Crop yield inference from satellite imagery: a new dataset at the plot level
Conference
10th International Conference on Agricultural Statistics
Format: CPS Paper - ICAS 2026
Keywords: crop yield, earth-observation, machine learning, satellite imagery
Abstract
We build a new dataset from the results of a pilot experiment on crop yield prediction, resulting from a cooperation between agricultural statisticians and the French national center for space studies (CNES) [1] [2]. We trained an XGBoost model to predict yield from a sample survey, on features from Sentinel 2 and meteorological data. We then use the model to build a dataset of predicted yield for all France at the plot level. Crops with an out-of-sample R² at plot level above 0.8 are selected, including wheat, maize and rapeseed : the model is best on the most common crops.
The features are monthly averages, minimum and maximum of radiometric indices (ndvi, ndwi, etc.) computed from calibrated and corrected Sentinel 2 imagery. Additional features include geographic data (coordinates, slope, orientation, altitude) and meteorological data (monthly indicators such as growing degree days, cumulative rain, etc.). The model is trained on five years (2017-2021) of the individual data from a yearly statistical survey on agricultural yield for major crops, “Terres labourables” (“arable lands”), with a representative sample of about 17000 farmers each year, with high geographical coverage. Yields are known only at the farm scale, not the field scale, and survey respondents exhibit a rounding behaviour in their responses. However, we can leverage a bigger training sample than related literature [3] thanks to the direct access to yield survey individual data. As a result, the limits of the training data might impose a ceiling on measured model accuracy not far above our current, good, metrics. Further progress might need more detailed training data.

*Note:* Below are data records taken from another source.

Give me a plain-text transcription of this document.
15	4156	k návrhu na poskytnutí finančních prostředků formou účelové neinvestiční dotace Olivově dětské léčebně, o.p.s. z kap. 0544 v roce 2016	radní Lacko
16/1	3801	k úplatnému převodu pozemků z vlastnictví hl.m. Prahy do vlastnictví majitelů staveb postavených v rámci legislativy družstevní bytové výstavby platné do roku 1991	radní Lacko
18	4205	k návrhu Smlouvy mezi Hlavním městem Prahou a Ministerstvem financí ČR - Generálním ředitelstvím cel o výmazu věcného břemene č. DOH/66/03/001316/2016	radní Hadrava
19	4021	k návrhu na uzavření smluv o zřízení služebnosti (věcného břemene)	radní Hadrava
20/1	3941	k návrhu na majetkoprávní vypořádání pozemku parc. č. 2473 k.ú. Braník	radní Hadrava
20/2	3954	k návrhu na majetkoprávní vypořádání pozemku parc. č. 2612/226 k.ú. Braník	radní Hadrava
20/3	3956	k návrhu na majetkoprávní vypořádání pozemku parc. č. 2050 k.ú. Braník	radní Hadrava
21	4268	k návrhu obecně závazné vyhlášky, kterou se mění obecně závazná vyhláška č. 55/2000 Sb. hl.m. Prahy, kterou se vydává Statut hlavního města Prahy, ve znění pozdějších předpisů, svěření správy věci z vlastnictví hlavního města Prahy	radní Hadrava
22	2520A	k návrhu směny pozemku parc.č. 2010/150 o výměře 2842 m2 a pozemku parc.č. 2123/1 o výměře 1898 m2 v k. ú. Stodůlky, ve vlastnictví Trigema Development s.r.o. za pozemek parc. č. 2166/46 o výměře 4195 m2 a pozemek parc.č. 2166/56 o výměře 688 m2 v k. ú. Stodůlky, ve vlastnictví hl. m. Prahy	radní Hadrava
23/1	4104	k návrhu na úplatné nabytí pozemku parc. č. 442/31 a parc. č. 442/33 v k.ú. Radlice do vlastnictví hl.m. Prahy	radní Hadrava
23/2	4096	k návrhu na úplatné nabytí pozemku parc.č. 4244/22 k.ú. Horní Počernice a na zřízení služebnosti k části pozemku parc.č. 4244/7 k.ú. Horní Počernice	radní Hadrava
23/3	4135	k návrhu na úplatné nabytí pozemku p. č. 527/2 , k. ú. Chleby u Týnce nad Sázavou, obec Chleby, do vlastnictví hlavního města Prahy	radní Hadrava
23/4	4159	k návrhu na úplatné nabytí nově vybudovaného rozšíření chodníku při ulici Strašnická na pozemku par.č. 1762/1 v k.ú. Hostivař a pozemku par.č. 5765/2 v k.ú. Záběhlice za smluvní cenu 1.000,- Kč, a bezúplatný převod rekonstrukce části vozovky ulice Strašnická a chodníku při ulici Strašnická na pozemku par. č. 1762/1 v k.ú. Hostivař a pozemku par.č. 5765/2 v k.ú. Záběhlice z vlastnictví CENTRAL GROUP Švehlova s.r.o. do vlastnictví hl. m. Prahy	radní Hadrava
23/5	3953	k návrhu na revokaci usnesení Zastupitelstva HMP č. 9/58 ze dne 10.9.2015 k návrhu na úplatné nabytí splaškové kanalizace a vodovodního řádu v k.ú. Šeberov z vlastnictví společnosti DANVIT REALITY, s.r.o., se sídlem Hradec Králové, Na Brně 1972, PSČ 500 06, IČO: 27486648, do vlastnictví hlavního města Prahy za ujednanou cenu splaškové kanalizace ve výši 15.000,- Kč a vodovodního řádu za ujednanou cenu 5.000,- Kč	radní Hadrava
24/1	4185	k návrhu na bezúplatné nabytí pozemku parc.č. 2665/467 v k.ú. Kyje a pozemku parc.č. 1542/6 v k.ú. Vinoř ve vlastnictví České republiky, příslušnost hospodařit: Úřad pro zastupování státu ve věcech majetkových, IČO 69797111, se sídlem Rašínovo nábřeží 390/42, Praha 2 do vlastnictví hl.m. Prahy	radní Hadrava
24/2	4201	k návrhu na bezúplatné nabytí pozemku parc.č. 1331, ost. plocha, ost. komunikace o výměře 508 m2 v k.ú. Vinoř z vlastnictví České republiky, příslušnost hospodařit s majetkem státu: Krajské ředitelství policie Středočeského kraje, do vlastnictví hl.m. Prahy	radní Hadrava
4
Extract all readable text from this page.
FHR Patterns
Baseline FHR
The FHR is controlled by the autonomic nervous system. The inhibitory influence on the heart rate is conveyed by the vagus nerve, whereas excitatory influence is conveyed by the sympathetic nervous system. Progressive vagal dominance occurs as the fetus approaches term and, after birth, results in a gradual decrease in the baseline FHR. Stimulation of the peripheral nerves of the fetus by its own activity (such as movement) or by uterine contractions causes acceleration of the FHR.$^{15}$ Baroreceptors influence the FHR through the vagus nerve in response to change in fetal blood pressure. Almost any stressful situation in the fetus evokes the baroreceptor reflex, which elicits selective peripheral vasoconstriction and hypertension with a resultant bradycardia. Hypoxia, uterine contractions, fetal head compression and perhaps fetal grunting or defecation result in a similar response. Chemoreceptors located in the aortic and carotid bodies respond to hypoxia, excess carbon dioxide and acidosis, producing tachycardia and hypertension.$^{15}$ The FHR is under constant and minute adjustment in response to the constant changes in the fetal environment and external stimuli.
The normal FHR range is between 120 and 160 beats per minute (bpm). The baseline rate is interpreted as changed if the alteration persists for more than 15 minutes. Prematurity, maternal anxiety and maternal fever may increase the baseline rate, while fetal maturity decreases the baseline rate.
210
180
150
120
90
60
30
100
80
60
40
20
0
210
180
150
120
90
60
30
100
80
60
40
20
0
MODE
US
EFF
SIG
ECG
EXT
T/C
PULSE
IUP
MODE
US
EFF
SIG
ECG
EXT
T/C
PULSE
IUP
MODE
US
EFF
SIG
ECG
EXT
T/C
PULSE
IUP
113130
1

We report various performance metrics on same-year test sets and following-year yield. As an economic forecast tool, the model has good results at the plot level but the aggregated results are not as good as our (classic) forecasting surveys, probably because the training data has too little historical depth for the model to efficiently learn year-to-year fluctuation. In same-year extrapolation however, the model is stronger at plot level prediction and very good on aggregate values. We choose to focus on same-year extrapolation.
The new dataset has three main applications:
1- Easier data dissemination. The original survey is protected for statistical confidentiality and data access is very restricted. Data are publicly disseminated only at an aggregate level (crop type and NUTS3 averages). Plot level confidential data is difficult to anonymize because the geometry and coordinates of a given plot can lead to re-identification. Our dataset contains approximated values for the yields of each survey respondent, inferred from a model not trained on this respondent’s answers. This allows for the dissemination of detailed, plot-level but noisy yield without the restriction imposed on the original, confidential survey data. Targeted users are researchers in agronomics and agricultural statistics.
2- Extrapolation for all France at plot level. We apply the model to all plots for selected crops in France, expanding the size of the dataset by an order of magnitude over the original sample survey dataset. This will allow for new use cases leveraging the exhaustivity of the data. In particular, it is difficult to match individual data from different sample surveys when the samples are not coordinated, because the sample rates compound and the matched set is very small. With an exhaustive extrapolation, it becomes possible to match predicted yield to other data from any source, including for small samples, low frequency phenomena or local analysis.
3- Auxiliary data for sampling and estimation. The model is trained on a sample survey. In return, the results can feed the sampling strategy and improve the survey’s accuracy. The comparison between the aggregated predicted yield in sampled plots and in the overall universe of plots informs on the quality of the sampling. The predicted yield can be used for post-stratification, ensuring the weighted sample is representative of the overall predicted yield, or directly for stratified sampling. Finally, sampling can target the units with the higher prediction error to focus on the information most complementary to the satellite model.
Finally, we discuss our goal to put this work into production: retraining models on new years of satellite and survey data, producing new yearly dataset of predicted yield at plot level, and improving the statistical survey accuracy.
[1] INGLADA, Jordi. Exploitation de l'enquête TERLAB pour l'estimation du rendement des cultures à la parcelle à partir de séries temporelles Sentinel-2. Phd thesis, CESBIO, 2020.
[2] BABET Damien, BALLET Bertrand, QUEYRUT Olivier, DUTHOIT Thomas, CHAPUIS Thierry, NARRAU Antoine, Prediction of crop yields at field scale from earth observation data, NTTS 2025 poster, 2025
[3] ZHAO, Yan, POTGIETER, Andries B., ZHANG, Miao, et al. Predicting wheat yield at the field scale by combining high-resolution Sentinel-2 satellite imagery and crop modelling. Remote Sensing, 2020, vol. 12, no 6, p. 1024.